Around 7 million citizens in London now benefit from the use of ASSIGN, and the algorithm’s use is being scaled up across NHS London, Wales, Scotland and local authorities. Dr. Harper concluded by noting that an increase in UPRN-usages requires transparent and standardized matching approaches. Address styles still vary, as does recording, data feed and match rates according to data quality. ASSIGN has been adjusted for this – it now has a match rate of >98.5% versus likelihood of false positives – and continues to evolve with user feedback and address changes.
Dr. Nick Watkins brought this session to a close, with a presentation on the use of location data in improving health security. The UK Health Security Agency (UKHSA) is responsible for protecting every member of every community from the impact of infectious diseases, chemical, biological, radiological and nuclear incidents and other health threats. To do this, it provides intellectual, scientific and operational leadership at national, local and international levels.
This includes responses to infectious diseases such as SARS1, Ebola, influenza, Sars-Cov-2, and MPOX. Location data is critical to this work. The Analytics and Data Science Directorate is responsible for pioneering insight development, analytics and modelling, but UKHSA uses geospatial and UPRNs across many of its functions. The overarching vision for UKHSA is to make the UK’s health secure by putting the full power of health and non-health data in the hands of those who need it. This is a long-standing initiative, having been set up first as the Health Protection Agency in 2004, although many people are more familiar with ‘Public Health England’, which was one of the precursor organisations to UKHSA.
The department’s geospatial strategy sets out how it will unlock the power of location data to achieve its mission. Use cases explain how the team works to find, prevent, and respond to threats. These include radon detection, climate change and vulnerability mapping, Covid-19, and Geoanalytics.
In radon detection, location data is at the heart of the interactive pop-up tool showing indicative highest radon potential in 1km grid square. Its first iteration had 3.1 million views (Dec 2017 -> Dec 2022), while the current version has had 160,000 views since Dec 2022.
The Centre for Climate and Health Security’s vulnerability mapping project has been developed in a partnership between UKHSA, the University of Bristol, and the South Gloucestershire local authority. It uses location data to understand population vulnerability in connection with the impacts of climate change.

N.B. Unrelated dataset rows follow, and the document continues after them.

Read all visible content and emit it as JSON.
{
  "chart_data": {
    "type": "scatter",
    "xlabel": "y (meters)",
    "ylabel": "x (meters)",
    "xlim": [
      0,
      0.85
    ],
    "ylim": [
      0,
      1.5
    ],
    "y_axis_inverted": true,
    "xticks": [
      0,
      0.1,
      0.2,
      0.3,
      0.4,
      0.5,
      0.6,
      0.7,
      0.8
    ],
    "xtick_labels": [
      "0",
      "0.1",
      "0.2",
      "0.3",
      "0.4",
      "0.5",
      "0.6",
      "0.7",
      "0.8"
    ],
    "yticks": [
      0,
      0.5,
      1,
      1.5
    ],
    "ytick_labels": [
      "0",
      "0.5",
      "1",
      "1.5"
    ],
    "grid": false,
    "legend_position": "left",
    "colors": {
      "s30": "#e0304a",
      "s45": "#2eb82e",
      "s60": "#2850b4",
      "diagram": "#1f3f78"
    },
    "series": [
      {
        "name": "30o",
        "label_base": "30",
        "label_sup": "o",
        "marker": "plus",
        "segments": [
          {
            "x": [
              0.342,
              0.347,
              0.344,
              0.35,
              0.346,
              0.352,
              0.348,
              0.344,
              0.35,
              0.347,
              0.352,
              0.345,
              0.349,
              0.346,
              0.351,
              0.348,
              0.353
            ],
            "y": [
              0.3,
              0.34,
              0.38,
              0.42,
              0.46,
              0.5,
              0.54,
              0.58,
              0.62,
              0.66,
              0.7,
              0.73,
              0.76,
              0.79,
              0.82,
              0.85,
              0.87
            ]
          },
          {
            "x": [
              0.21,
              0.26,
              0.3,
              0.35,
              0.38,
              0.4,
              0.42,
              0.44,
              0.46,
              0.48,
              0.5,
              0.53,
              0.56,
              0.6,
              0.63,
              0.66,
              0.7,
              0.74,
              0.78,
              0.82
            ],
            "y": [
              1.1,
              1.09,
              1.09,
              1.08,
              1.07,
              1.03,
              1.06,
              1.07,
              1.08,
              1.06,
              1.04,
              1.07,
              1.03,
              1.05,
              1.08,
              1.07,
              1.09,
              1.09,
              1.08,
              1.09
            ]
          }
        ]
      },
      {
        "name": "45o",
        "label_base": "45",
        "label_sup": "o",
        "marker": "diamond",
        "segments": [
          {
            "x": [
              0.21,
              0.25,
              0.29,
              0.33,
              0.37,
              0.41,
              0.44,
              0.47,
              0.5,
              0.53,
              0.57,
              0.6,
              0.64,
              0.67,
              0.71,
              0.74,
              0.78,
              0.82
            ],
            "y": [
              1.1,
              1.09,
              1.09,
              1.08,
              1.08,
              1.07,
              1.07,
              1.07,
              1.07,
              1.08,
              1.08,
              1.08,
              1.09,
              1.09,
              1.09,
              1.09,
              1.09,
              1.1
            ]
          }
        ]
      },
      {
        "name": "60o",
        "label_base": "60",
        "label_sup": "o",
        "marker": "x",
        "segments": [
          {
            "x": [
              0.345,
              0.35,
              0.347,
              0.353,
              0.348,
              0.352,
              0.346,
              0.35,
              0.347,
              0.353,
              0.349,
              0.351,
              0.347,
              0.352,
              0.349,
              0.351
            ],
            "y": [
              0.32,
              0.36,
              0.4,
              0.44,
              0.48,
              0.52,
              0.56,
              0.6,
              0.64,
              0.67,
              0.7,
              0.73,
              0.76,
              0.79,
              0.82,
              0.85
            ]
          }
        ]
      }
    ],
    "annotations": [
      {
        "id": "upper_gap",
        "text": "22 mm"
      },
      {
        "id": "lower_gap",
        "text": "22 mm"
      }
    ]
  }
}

A proof-of-concept mapping visualisation tool has been created for indicators, sub domains and vulnerability indices for local action.
The Covid-19 dashboard is hugely popular as a public-facing tool. At its peak, it handled upwards of 800 million rows of data. The OS Places API was used to help create the dashboard to support contact tracing. The Covid-19 line-list validation process included iterative full, fuzzy matching 7 days a week – enabling scalable address geography for cluster detection, and visualisation in dashboards.
In the future, consistency in the use of location data is key, together with increased interoperability with ONS and OS data. Research themes within the geospatial strategy include more support for innovation, collaboration and analytics that will look at subjects such as vulnerable populations, health equity and inclusion, population estimation and climate change.